L'ennui




Mon état d’âme fait écho au nom de ce passage, fortuitement situé – message subliminal – à quelques pas du lieu où j’ai signé un contrat à auto-destruction (si Banksy imagine une toile qui s’auto-détruit, si Jean Tinguely crée des machines auto-destructrices, je signe quant à moi un contrat à auto-destruction. Qu’il faudrait désormais appeler CAD et non plus CDD).

Bref, mon état d’âme soupire. Il soupire et s’ennuie.

L’ennui, c’est cette journée qui ne fait que débuter, qui se prolongera huit heures durant lesquelles il faut donner l’illusion d’être occupée, débordée. Ce n’est pourtant pas faute de réclamer des tâches à remplir alors qu'il y a tellement mieux à faire que d’apposer la date du jour sur des relances d’impayés, des demandes d’attestation d’assurance ou des courriers de mécontents.

L’ennui, c’est de se rendre aux toilettes, mobile planqué dans la poche de son pantalon, afin d’insuffler un peu de mouvement  à cette vaine attente. C’est se languir du temps qu’il fait dehors, c’est s’imaginer parcourir les rues encore fraîches de l’air du petit matin.
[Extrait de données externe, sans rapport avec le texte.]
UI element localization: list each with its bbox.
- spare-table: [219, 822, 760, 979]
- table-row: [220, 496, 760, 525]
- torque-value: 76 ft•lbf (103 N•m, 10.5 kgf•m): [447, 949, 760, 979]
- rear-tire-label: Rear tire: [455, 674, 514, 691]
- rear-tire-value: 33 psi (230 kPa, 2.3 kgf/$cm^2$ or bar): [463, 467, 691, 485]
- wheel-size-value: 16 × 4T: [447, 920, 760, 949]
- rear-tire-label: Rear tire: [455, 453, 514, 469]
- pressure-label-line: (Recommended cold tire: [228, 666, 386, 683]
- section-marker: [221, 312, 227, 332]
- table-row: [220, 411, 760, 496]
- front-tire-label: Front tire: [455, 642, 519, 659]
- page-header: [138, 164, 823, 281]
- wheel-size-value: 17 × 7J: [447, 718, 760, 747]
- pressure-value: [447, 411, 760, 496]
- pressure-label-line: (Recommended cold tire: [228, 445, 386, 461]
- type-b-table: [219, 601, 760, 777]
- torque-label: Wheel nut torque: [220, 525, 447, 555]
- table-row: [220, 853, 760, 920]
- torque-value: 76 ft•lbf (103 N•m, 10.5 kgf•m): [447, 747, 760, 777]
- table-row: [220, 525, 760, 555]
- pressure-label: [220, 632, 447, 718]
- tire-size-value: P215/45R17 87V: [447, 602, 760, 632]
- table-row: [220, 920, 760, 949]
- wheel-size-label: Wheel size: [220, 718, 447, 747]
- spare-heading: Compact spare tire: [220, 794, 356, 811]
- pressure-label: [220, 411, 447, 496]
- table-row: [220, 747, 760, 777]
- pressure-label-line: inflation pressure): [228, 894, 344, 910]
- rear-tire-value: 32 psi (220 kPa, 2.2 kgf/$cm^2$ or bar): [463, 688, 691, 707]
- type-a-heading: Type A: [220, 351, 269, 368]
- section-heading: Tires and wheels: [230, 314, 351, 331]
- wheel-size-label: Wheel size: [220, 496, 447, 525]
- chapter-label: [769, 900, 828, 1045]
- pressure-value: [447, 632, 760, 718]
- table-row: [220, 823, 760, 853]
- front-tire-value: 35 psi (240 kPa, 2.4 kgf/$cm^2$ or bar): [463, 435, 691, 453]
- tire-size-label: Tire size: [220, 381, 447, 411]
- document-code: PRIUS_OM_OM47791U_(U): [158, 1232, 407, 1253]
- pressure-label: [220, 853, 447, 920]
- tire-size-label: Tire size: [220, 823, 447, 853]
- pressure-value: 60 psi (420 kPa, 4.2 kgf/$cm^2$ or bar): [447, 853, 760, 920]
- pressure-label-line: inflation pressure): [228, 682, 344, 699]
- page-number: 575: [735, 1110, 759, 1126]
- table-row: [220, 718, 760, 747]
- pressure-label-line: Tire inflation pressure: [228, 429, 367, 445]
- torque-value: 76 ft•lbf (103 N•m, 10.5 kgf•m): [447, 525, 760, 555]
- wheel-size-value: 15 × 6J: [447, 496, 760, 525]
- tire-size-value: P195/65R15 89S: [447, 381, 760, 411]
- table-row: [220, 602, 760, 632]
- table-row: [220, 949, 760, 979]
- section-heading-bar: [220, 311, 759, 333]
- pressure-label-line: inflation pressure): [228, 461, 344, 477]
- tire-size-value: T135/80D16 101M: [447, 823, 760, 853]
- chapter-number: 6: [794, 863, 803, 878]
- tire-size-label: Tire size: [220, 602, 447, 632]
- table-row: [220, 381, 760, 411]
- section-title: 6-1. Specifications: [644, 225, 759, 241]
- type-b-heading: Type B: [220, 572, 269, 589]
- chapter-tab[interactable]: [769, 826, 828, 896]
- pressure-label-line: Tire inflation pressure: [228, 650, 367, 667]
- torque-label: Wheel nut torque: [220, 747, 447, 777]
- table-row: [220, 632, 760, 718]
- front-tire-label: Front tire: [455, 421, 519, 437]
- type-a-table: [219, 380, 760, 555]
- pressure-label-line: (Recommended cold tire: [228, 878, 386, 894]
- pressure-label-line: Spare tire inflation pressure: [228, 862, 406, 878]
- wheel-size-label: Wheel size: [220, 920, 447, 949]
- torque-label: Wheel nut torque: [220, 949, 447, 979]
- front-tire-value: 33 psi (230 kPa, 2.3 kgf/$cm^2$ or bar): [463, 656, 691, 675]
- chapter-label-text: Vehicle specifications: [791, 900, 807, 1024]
L’ennui, c’est exhaler de dépit en scrutant –  quoi, seulement treize minutes écoulées depuis la dernière fois – l’heure !
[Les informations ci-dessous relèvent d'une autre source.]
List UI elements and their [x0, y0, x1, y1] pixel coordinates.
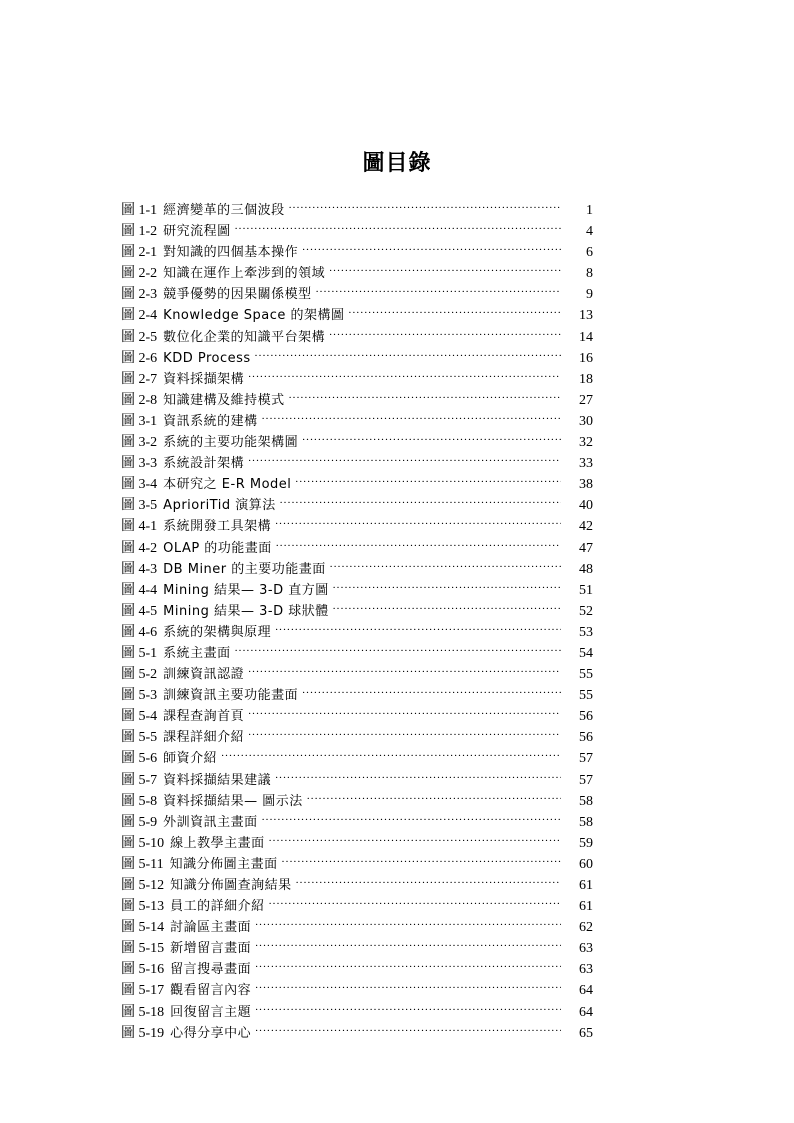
dot-leader [248, 720, 561, 741]
figure-number: 圖 5-4 [121, 709, 158, 725]
page-number: 57 [579, 772, 593, 788]
dot-leader [248, 362, 561, 383]
dot-leader [275, 615, 561, 636]
page-number: 51 [579, 582, 593, 598]
figure-number: 圖 5-11 [121, 856, 164, 872]
page-number: 4 [586, 224, 593, 240]
page-number: 40 [579, 498, 593, 514]
figure-number: 圖 5-15 [121, 941, 165, 957]
figure-number: 圖 4-6 [121, 624, 158, 640]
figure-title: 外訓資訊主畫面 [163, 814, 258, 830]
page-number: 18 [579, 371, 593, 387]
figure-number: 圖 3-1 [121, 413, 158, 429]
page-number: 8 [586, 266, 593, 282]
figure-title: OLAP 的功能畫面 [163, 540, 272, 556]
figure-title: 經濟變革的三個波段 [163, 203, 285, 218]
figure-number: 圖 5-13 [121, 899, 165, 915]
figure-title: 競爭優勢的因果關係模型 [163, 287, 312, 303]
page-number: 42 [579, 519, 593, 535]
figure-title: 知識建構及維持模式 [163, 392, 285, 408]
page-number: 47 [579, 540, 593, 556]
figure-title: 研究流程圖 [163, 224, 231, 240]
figure-number: 圖 2-6 [121, 350, 158, 366]
figure-number: 圖 5-16 [121, 962, 165, 978]
figure-number: 圖 5-10 [121, 835, 165, 851]
page-number: 33 [579, 456, 593, 472]
figure-number: 圖 2-2 [121, 266, 158, 282]
page-number: 58 [579, 814, 593, 830]
toc-entry [121, 193, 599, 218]
figure-title: 觀看留言內容 [170, 983, 252, 999]
figure-number: 圖 3-5 [121, 498, 158, 514]
page-number: 52 [579, 603, 593, 619]
dot-leader [329, 320, 561, 341]
dot-leader [248, 657, 561, 678]
page-number: 61 [579, 878, 593, 893]
page-number: 64 [579, 983, 593, 999]
dot-leader [255, 952, 561, 973]
page-number: 63 [579, 962, 593, 978]
figure-title: 回復留言主題 [170, 1004, 252, 1020]
figure-number: 圖 1-2 [121, 224, 158, 240]
page-number: 59 [579, 835, 593, 851]
figure-number: 圖 2-5 [121, 329, 158, 345]
dot-leader [289, 193, 561, 214]
dot-leader [333, 573, 561, 594]
page-number: 9 [586, 287, 593, 303]
figure-title: 員工的詳細介紹 [170, 899, 265, 915]
dot-leader [333, 594, 561, 615]
dot-leader [269, 826, 561, 847]
figure-title: 系統的主要功能架構圖 [163, 435, 299, 451]
figure-title: Mining 結果— 3-D 球狀體 [163, 603, 329, 619]
figure-number: 圖 2-7 [121, 371, 158, 387]
figure-number: 圖 4-4 [121, 582, 158, 598]
figure-title: 心得分享中心 [170, 1025, 252, 1041]
dot-leader [248, 699, 561, 720]
page-number: 6 [586, 245, 593, 261]
figure-title: 本研究之 E-R Model [163, 477, 292, 493]
figure-title: 數位化企業的知識平台架構 [163, 329, 326, 345]
figure-title: Knowledge Space 的架構圖 [163, 308, 345, 324]
figure-number: 圖 2-1 [121, 245, 158, 261]
dot-leader [302, 235, 561, 256]
page-title: 圖目錄 [362, 151, 432, 176]
figure-title: KDD Process [163, 350, 251, 366]
figure-title: 資料採擷架構 [163, 371, 245, 387]
figure-number: 圖 3-4 [121, 477, 158, 493]
figure-number: 圖 5-9 [121, 814, 158, 830]
figure-title: 師資介紹 [163, 751, 218, 767]
dot-leader [307, 784, 561, 805]
figure-title: 對知識的四個基本操作 [163, 245, 299, 261]
page-number: 27 [579, 392, 593, 408]
figure-title: Mining 結果— 3-D 直方圖 [163, 582, 329, 598]
figure-number: 圖 5-17 [121, 983, 165, 999]
dot-leader [235, 214, 561, 235]
figure-title: 系統的架構與原理 [163, 624, 272, 640]
page-number: 53 [579, 624, 593, 640]
figure-number: 圖 5-19 [121, 1025, 165, 1041]
figure-number: 圖 4-5 [121, 603, 158, 619]
list-of-figures [121, 193, 599, 1041]
dot-leader [316, 277, 561, 298]
dot-leader [296, 868, 561, 889]
figure-number: 圖 4-3 [121, 561, 158, 577]
figure-number: 圖 5-8 [121, 793, 158, 809]
dot-leader [275, 509, 561, 530]
page-number: 61 [579, 899, 593, 915]
figure-title: 資料採擷結果— 圖示法 [163, 793, 303, 809]
page-number: 48 [579, 561, 593, 577]
figure-title: 系統設計架構 [163, 456, 245, 472]
dot-leader [275, 763, 561, 784]
figure-title: 知識分佈圖主畫面 [169, 856, 278, 872]
dot-leader [255, 341, 561, 362]
page-number: 1 [586, 203, 593, 218]
dot-leader [329, 256, 561, 277]
dot-leader [255, 973, 561, 994]
dot-leader [248, 446, 561, 467]
figure-title: 訓練資訊認證 [163, 667, 245, 683]
figure-number: 圖 5-18 [121, 1004, 165, 1020]
figure-title: 討論區主畫面 [170, 920, 252, 936]
figure-title: 線上教學主畫面 [170, 835, 265, 851]
page-number: 56 [579, 709, 593, 725]
figure-title: 新增留言畫面 [170, 941, 252, 957]
figure-number: 圖 2-3 [121, 287, 158, 303]
figure-title: 課程查詢首頁 [163, 709, 245, 725]
figure-number: 圖 4-1 [121, 519, 158, 535]
figure-number: 圖 5-3 [121, 688, 158, 704]
dot-leader [255, 910, 561, 931]
figure-title: DB Miner 的主要功能畫面 [163, 561, 326, 577]
page-number: 54 [579, 645, 593, 661]
figure-number: 圖 5-14 [121, 920, 165, 936]
dot-leader [349, 298, 561, 319]
figure-title: AprioriTid 演算法 [163, 498, 276, 514]
dot-leader [262, 404, 561, 425]
page-number: 55 [579, 667, 593, 683]
dot-leader [295, 467, 561, 488]
page-number: 30 [579, 413, 593, 429]
figure-title: 資料採擷結果建議 [163, 772, 272, 788]
page-number: 58 [579, 793, 593, 809]
dot-leader [269, 889, 561, 910]
dot-leader [280, 488, 561, 509]
figure-title: 知識在運作上牽涉到的領域 [163, 266, 326, 282]
page-number: 55 [579, 688, 593, 704]
figure-title: 系統開發工具架構 [163, 519, 272, 535]
figure-number: 圖 3-3 [121, 456, 158, 472]
figure-title: 訓練資訊主要功能畫面 [163, 688, 299, 704]
figure-title: 留言搜尋畫面 [170, 962, 252, 978]
figure-number: 圖 4-2 [121, 540, 158, 556]
page-number: 14 [579, 329, 593, 345]
figure-number: 圖 5-12 [121, 878, 165, 893]
page-number: 64 [579, 1004, 593, 1020]
dot-leader [302, 678, 561, 699]
figure-number: 圖 5-7 [121, 772, 158, 788]
figure-title: 課程詳細介紹 [163, 730, 245, 746]
page-number: 16 [579, 350, 593, 366]
page-number: 65 [579, 1025, 593, 1041]
dot-leader [289, 383, 561, 404]
dot-leader [262, 805, 561, 826]
dot-leader [221, 741, 561, 762]
figure-number: 圖 5-6 [121, 751, 158, 767]
dot-leader [235, 636, 561, 657]
figure-number: 圖 5-5 [121, 730, 158, 746]
dot-leader [330, 552, 561, 573]
figure-title: 資訊系統的建構 [163, 413, 258, 429]
dot-leader [255, 931, 561, 952]
figure-title: 系統主畫面 [163, 645, 231, 661]
figure-number: 圖 5-1 [121, 645, 158, 661]
dot-leader [255, 1016, 561, 1037]
page-number: 56 [579, 730, 593, 746]
figure-title: 知識分佈圖查詢結果 [170, 878, 292, 893]
figure-number: 圖 3-2 [121, 435, 158, 451]
page-number: 13 [579, 308, 593, 324]
dot-leader [255, 995, 561, 1016]
figure-number: 圖 1-1 [121, 203, 158, 218]
figure-number: 圖 5-2 [121, 667, 158, 683]
page-number: 63 [579, 941, 593, 957]
figure-number: 圖 2-4 [121, 308, 158, 324]
page-number: 60 [579, 856, 593, 872]
page-number: 62 [579, 920, 593, 936]
page-number: 38 [579, 477, 593, 493]
dot-leader [276, 531, 561, 552]
dot-leader [302, 425, 561, 446]
page-number: 57 [579, 751, 593, 767]
dot-leader [282, 847, 561, 868]
figure-number: 圖 2-8 [121, 392, 158, 408]
page-number: 32 [579, 435, 593, 451]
L’ennui, c’est devoir écouter en opinant de la tête, apparemment captivée, le discours pontifiant et mortellement ennuyeux de son interlocuteur. C’est aussi percevoir – au-delà de la cloison vitrée – les babillages, les bourdonnements et les buzz de ses collègues d’open-space.

L'ennui, c'est les vingt minutes les plus longues de la mesure du temps. Celles qui permettent d'éteindre votre écran, de ranger les dossiers que vous avez judicieusement éparpillés sur le bureau pour dépeindre - s'il en était besoin - de votre suractivité, de ranger les quelques crayons et stylos qui s’encanaillent à droite et à gauche, de vous lever, enfiler sa veste, attraper son sac et sa bouteille d'eau et saluer d'un "au revoir" de soulagement ceux qui travaillent vraiment.

L’ennui, en attendant ces vingt ultimes minutes, c’est se creuser le cerveau, se remuer les méninges et – eurêka – dénicher un soupçon d’idée brillante qui aura aidé ces dernières à passer à la vitesse de la lumière.

L’ennui, c’est enrichir son imaginaire, se retirer de la réalité, entrer en soi-même, laisser son esprit vagabonder vers des contrées plus fertiles, des lieux où la vie est douce, joyeuse, sereine.